25. Aynı şikâyeti içeren somut başvuruda da bu ilkelerden
ayrılmayı gerektirir bir durum bulunmayıp mülkiyet hakkına yapılan müdahalenin
ölçüsüz olduğu ve Anayasa’nın 35. maddesinde güvence altına alınan mülkiyet
hakkının ihlal edildiği sonucuna varılmıştır.
3. 6216 Sayılı Kanun'un 50. Maddesi Yönünden
26. 30/3/2011 tarihli ve 6216 sayılı Anayasa Mahkemesinin
Kuruluşu ve Yargılama Usulleri Hakkında Kanun’un 50. maddesinin (1) ve (2)

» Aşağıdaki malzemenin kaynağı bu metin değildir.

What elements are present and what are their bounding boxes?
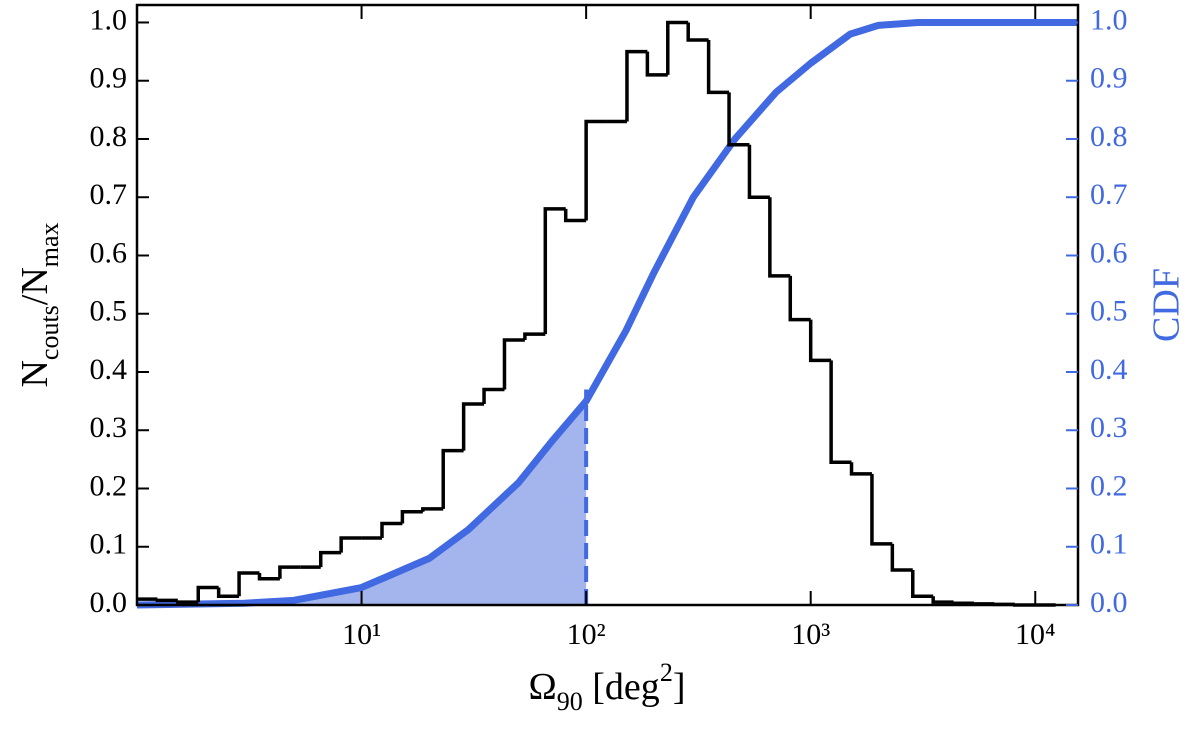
x-tick-label: 10¹ — [342, 618, 381, 651]
histogram-step — [502, 338, 525, 390]
histogram-step — [931, 596, 954, 604]
histogram-step — [441, 448, 464, 509]
histogram-step — [972, 602, 995, 606]
cdf-shaded-area — [137, 401, 587, 605]
y-tick-label: 0.0 — [90, 586, 128, 619]
histogram-step — [686, 22, 709, 42]
histogram-step — [870, 473, 893, 546]
histogram-step — [645, 51, 668, 77]
axis-label-part: [deg — [583, 666, 660, 708]
y2-tick-label: 0.0 — [1090, 586, 1128, 619]
axis-label-part: 90 — [557, 687, 583, 716]
axis-label-part: couts — [35, 305, 64, 360]
y2-tick-label: 0.8 — [1090, 120, 1128, 153]
histogram-step — [747, 144, 770, 199]
histogram-step — [461, 402, 485, 451]
histogram-step — [339, 536, 362, 553]
histogram-step — [482, 387, 505, 405]
y-axis-label: Ncouts/Nmax — [14, 222, 65, 387]
histogram-step — [400, 510, 423, 524]
histogram-step — [951, 601, 975, 606]
histogram-step — [216, 587, 240, 599]
y-tick-label: 0.4 — [90, 353, 128, 386]
y2-tick-label: 1.0 — [1090, 3, 1128, 36]
y-tick-label: 0.1 — [90, 528, 128, 561]
axis-label-part: N — [14, 360, 56, 387]
histogram-step — [543, 207, 566, 335]
axis-label-part: /N — [14, 267, 56, 305]
y2-tick-label: 0.3 — [1090, 411, 1128, 444]
y2-tick-label: 0.5 — [1090, 295, 1128, 328]
cdf-line — [136, 18, 1078, 609]
histogram-step — [666, 20, 689, 75]
y-tick-label: 0.9 — [90, 62, 128, 95]
histogram-step — [625, 49, 648, 122]
y-tick-label: 0.8 — [90, 120, 128, 153]
histogram-step — [318, 550, 342, 568]
y2-tick-label: 0.7 — [1090, 178, 1128, 211]
y2-tick-label: 0.6 — [1090, 236, 1128, 269]
histogram-step — [727, 92, 750, 147]
x-tick-label: 10⁴ — [1015, 618, 1055, 651]
y-tick-label: 0.7 — [90, 178, 128, 211]
histogram-step — [890, 543, 913, 572]
x-tick-label: 10² — [567, 618, 606, 651]
histogram-step — [155, 598, 178, 603]
y-tick-label: 0.2 — [90, 469, 128, 502]
x-tick-label: 10³ — [791, 618, 830, 651]
y2-tick-label: 0.9 — [1090, 62, 1128, 95]
x-axis-label: Ω90 [deg2] — [529, 658, 686, 716]
histogram-step — [523, 332, 546, 340]
axis-label-part: ] — [673, 666, 686, 708]
histogram-step — [768, 197, 791, 278]
histogram-step — [788, 275, 811, 322]
histogram-step — [176, 600, 199, 604]
histogram-step — [849, 462, 872, 476]
histogram-step — [257, 572, 280, 581]
axis-label-part: Ω — [529, 666, 557, 708]
y2-tick-label: 0.4 — [1090, 353, 1128, 386]
axis-label-part: max — [35, 222, 64, 267]
histogram-step — [237, 571, 260, 597]
y2-axis-label: CDF — [1146, 268, 1188, 342]
histogram-step — [808, 319, 832, 363]
histogram-step — [278, 565, 301, 579]
histogram-step — [563, 208, 587, 223]
y-tick-label: 1.0 — [90, 3, 128, 36]
y-tick-label: 0.5 — [90, 295, 128, 328]
histogram-step — [706, 39, 730, 95]
axis-label-part: 2 — [660, 658, 673, 687]
histogram-step — [584, 119, 607, 221]
histogram-step — [196, 585, 219, 603]
histogram-step — [421, 507, 444, 512]
histogram-step — [380, 521, 403, 539]
plot-frame — [135, 3, 1080, 607]
y2-tick-label: 0.2 — [1090, 469, 1128, 502]
y-tick-label: 0.3 — [90, 411, 128, 444]
y-tick-label: 0.6 — [90, 236, 128, 269]
histogram-step — [829, 360, 852, 465]
y2-tick-label: 0.1 — [1090, 528, 1128, 561]
histogram-step — [911, 570, 934, 599]
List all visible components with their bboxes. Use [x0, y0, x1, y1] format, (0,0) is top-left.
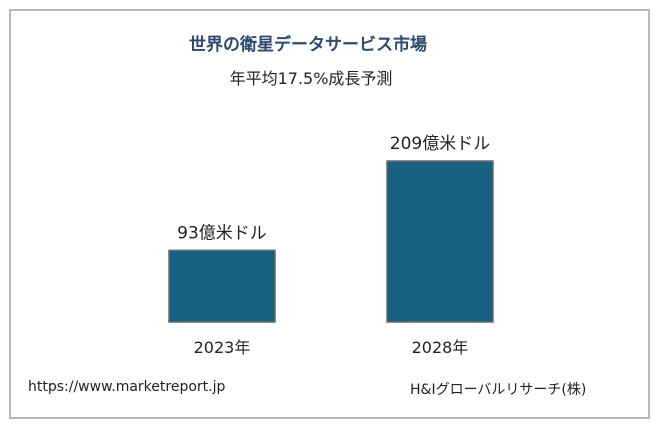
data-label-2028年: 209億米ドル: [390, 134, 490, 154]
chart-title: 世界の衛星データサービス市場: [189, 35, 427, 55]
data-label-2023年: 93億米ドル: [177, 223, 267, 243]
chart-subtitle: 年平均17.5%成長予測: [229, 69, 393, 88]
bar-2028年: [386, 160, 494, 323]
category-label-2023年: 2023年: [194, 338, 251, 357]
category-label-2028年: 2028年: [412, 338, 469, 357]
chart-frame: [9, 9, 650, 419]
source-url: https://www.marketreport.jp: [28, 379, 226, 395]
publisher-credit: H&Iグローバルリサーチ(株): [410, 382, 587, 398]
bar-2023年: [168, 249, 276, 323]
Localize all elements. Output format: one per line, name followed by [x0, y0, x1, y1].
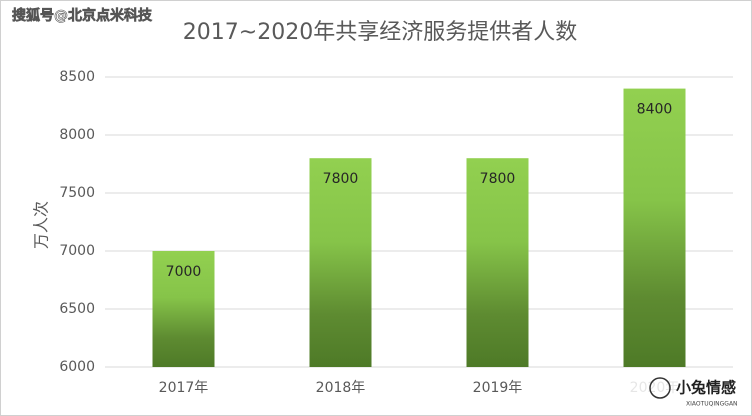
x-tick-label: 2019年 [473, 380, 523, 396]
y-tick-label: 8000 [59, 127, 95, 143]
plot-area: 6000 6500 7000 7500 8000 8500 2017年 7000 2018年 78… [59, 69, 733, 396]
y-tick-label: 7500 [59, 185, 95, 201]
x-tick-label: 2018年 [316, 380, 366, 396]
watermark-source: 搜狐号@北京点米科技 [12, 7, 153, 24]
bar [309, 158, 372, 367]
data-label: 7000 [166, 264, 202, 280]
data-label: 8400 [637, 102, 673, 118]
watermark-icon [649, 377, 671, 399]
bar [466, 158, 529, 367]
watermark-bg [628, 372, 746, 412]
x-tick-label: 2017年 [159, 380, 209, 396]
y-tick-label: 8500 [59, 69, 95, 85]
data-label: 7800 [323, 171, 359, 187]
watermark-brand-latin: XIAOTUQINGGAN [686, 401, 738, 408]
watermark-brand-text: 小兔情感 [676, 379, 736, 397]
y-tick-label: 6000 [59, 359, 95, 375]
y-tick-label: 6500 [59, 301, 95, 317]
data-label: 7800 [480, 171, 516, 187]
bar [152, 251, 215, 367]
y-tick-label: 7000 [59, 243, 95, 259]
y-axis-label: 万人次 [32, 201, 51, 249]
chart-title: 2017~2020年共享经济服务提供者人数 [183, 20, 577, 45]
watermark-brand: 小兔情感 XIAOTUQINGGAN [628, 372, 746, 412]
bar [623, 88, 686, 367]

numaralı fıkraları şöyledir:
"(1) Esas inceleme sonunda, başvurucunun
hakkının ihlal edildiğine ya da edilmediğine karar verilir. İhlal kararı
verilmesi hâlinde ihlalin ve sonuçlarının ortadan kaldırılması için yapılması
gerekenlere hükmedilir...
(2)
Tespit edilen ihlal bir mahkeme kararından kaynaklanmışsa, ihlali ve sonuçlarını
ortadan kaldırmak için yeniden yargılama yapmak üzere dosya ilgili mahkemeye
gönderilir. Yeniden yargılama yapılmasında hukuki yarar bulunmayan hâllerde
başvurucu lehine tazminata hükmedilebilir veya genel mahkemelerde dava açılması
yolu gösterilebilir. Yeniden yargılama yapmakla yükümlü mahkeme, Anayasa
Mahkemesinin ihlal kararında açıkladığı ihlali ve sonuçlarını ortadan
kaldıracak şekilde mümkünse dosya üzerinden karar verir."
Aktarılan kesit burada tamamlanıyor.